|Gustave Whitehead and his first flying machine, 1901|
The Wright Brothers were stripped of their “First in Flight” title this week by the state of Connecticut, when the senate passed a bill declaring that Gustave Whitehead flew his “Condor” plane over the town of Bridgeport, Connecticut on August 14, 1901. The plane took flight on wooden wheels and canvas bat-like wings, when it flew an estimated 1.5 miles at an altitude of 50 feet during the early morning. At least that’s what aviation historian, John Brown claims, and the Connecticut senate was shown enough photographic evidence to believe him.
The flight in Whitehead’s plane is said to have taken place two years, four months and three days before the Wright Brothers launched their flight at Kitty Hawk, North Carolina, on December 17, 1903. The 59-second flight traveled 852 feet, earning them their title. However, historians have long known that other men had been working on their own flying machines during that period, including German born Gustave Weisskopf (renamed Whitehead).
|Whitehead's bird-like plane titled No. 21|
Historian Brown revealed in March 2013 what he calls photographic proof that Whitehead did indeed accomplish the first flight in this country in 1901. He told news sources this week that he didn't know whether this fall’s school books would be reprinted to include the new revelation. But the Smithsonian Museum historians, curators of the Wright Brother’s plane, are understandably skeptical of Brown’s claims. The 1948 contract between Orville Wright and the Smithsonian mandates that The Wright Flyer be called the first real airplane.
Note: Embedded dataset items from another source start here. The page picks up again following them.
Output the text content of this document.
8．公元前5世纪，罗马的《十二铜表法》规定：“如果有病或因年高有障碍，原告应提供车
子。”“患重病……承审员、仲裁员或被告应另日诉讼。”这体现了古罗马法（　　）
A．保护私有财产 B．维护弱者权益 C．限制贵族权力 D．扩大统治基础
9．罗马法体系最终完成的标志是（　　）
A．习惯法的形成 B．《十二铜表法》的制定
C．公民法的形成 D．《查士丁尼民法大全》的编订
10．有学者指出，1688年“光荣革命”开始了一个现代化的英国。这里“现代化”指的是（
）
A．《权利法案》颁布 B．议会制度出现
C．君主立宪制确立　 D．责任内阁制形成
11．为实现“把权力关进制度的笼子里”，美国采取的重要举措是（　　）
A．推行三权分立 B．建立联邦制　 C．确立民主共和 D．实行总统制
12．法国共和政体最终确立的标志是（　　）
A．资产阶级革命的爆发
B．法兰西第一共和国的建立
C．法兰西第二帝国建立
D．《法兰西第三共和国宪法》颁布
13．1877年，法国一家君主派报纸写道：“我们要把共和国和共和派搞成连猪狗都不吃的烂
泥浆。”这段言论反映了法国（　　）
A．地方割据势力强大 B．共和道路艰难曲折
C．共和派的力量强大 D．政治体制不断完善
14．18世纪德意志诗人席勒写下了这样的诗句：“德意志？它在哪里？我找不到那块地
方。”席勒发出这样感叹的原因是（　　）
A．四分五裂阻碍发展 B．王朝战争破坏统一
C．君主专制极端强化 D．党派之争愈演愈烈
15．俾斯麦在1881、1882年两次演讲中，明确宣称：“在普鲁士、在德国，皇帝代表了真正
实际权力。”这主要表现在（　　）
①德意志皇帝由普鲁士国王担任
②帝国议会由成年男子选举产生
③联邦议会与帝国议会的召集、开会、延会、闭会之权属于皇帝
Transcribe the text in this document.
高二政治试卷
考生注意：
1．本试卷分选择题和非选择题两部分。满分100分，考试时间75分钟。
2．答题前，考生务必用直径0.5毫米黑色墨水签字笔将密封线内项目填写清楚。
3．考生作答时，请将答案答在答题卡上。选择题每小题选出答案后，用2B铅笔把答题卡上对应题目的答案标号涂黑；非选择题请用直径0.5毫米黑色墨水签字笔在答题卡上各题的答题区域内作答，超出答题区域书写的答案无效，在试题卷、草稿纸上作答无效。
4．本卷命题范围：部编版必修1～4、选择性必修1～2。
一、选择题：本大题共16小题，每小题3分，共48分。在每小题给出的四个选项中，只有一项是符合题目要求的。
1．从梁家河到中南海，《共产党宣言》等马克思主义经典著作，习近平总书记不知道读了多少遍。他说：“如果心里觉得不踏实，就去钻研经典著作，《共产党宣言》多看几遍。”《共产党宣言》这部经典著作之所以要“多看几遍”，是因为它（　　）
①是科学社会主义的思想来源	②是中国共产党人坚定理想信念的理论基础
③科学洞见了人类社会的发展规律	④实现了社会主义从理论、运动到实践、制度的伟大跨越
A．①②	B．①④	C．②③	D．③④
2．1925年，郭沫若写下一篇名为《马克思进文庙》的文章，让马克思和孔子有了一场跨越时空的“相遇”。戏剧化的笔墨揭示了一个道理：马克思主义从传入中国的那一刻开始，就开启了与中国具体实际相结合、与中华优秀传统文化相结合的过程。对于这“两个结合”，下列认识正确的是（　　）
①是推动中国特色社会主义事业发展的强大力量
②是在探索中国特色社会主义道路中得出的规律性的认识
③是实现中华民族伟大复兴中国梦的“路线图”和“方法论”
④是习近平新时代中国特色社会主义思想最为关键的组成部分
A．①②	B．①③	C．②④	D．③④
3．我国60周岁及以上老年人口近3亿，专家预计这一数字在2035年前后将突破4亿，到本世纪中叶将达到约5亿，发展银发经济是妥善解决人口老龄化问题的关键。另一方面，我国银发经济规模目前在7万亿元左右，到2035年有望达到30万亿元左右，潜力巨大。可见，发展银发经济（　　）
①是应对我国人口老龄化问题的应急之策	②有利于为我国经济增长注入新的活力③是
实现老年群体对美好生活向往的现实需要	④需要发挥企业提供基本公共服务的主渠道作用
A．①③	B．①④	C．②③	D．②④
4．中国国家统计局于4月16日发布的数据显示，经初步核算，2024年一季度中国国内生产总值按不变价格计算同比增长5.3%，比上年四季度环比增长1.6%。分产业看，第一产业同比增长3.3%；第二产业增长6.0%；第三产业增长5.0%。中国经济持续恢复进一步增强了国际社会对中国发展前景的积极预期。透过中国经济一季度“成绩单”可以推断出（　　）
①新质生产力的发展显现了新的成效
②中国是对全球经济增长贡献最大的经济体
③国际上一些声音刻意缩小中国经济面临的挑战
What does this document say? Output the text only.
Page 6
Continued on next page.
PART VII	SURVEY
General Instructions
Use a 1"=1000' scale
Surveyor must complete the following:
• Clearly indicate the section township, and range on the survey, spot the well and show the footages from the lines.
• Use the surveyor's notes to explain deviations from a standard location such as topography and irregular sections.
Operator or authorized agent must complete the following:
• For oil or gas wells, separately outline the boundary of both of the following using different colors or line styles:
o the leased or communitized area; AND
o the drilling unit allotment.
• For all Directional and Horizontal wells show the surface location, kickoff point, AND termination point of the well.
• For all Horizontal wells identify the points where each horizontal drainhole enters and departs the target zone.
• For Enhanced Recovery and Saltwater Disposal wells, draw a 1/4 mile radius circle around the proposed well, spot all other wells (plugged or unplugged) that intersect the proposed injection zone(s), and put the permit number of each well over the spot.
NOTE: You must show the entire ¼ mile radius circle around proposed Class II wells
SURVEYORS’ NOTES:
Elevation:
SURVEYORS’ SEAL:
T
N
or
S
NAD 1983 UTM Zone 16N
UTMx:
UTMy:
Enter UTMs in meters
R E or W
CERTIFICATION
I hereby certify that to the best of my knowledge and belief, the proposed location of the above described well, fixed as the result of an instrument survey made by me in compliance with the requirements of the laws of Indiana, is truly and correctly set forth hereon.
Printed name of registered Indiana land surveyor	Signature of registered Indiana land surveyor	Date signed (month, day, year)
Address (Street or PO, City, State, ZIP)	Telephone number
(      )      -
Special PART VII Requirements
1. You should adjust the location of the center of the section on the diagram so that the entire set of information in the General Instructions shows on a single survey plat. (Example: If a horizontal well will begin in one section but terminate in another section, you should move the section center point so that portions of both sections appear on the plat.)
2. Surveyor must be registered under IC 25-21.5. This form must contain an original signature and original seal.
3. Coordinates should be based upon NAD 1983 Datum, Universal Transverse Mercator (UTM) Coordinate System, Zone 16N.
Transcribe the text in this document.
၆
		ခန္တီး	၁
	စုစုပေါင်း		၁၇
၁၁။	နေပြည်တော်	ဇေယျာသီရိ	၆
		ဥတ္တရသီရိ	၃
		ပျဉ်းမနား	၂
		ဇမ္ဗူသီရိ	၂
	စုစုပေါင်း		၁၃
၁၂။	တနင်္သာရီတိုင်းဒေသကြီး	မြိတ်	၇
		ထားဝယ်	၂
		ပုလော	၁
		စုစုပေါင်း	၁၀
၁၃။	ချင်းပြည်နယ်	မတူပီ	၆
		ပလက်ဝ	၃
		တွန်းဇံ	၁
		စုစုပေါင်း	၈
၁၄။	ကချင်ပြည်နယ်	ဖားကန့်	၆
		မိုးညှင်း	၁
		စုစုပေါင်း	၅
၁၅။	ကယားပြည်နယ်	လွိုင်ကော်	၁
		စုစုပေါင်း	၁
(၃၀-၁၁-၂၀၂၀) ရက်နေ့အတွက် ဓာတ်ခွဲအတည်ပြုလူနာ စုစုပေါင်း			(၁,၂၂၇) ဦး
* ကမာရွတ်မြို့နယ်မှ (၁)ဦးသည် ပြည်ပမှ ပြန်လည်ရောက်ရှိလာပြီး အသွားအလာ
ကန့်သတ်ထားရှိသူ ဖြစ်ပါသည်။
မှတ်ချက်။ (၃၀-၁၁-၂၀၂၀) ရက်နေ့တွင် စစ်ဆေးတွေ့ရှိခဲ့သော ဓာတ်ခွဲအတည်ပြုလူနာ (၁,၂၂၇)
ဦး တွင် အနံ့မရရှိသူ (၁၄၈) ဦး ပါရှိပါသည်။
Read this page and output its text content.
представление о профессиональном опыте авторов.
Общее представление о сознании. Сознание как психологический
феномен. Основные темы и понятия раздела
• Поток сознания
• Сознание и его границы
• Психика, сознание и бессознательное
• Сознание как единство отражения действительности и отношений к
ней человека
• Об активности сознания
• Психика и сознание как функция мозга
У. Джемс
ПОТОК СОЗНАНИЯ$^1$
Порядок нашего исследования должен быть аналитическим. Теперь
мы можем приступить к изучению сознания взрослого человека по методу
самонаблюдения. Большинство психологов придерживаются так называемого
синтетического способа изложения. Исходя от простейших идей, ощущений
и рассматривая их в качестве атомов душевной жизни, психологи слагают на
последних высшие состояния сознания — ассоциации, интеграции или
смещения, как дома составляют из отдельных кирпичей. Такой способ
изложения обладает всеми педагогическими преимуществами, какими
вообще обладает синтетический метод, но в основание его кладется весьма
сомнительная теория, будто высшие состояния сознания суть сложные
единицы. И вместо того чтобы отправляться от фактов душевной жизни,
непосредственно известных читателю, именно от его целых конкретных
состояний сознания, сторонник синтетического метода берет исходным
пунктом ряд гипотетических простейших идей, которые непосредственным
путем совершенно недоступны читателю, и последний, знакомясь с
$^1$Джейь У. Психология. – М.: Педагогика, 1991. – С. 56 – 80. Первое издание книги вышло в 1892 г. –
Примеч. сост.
North Carolina car licenses plates carry the slogan “First in Flight,” so a verbal battle royal may take place between the two states if Connecticut Governor Daniel P. Malloy decides to sign the bill into law.
House Bill No. 6671 declares that: “The governor shall proclaim a certain date each year as Powered Flight Day to honor the first powered flight by Gustave Whitehead and to commemorate the Connecticut aviation and aerospace industry,”
“There’s no question that the Wright Brothers will retain their place in aviation history,” Connecticut Republican state Senator Mike McLachian said. “And rightfully so. They just weren’t first.”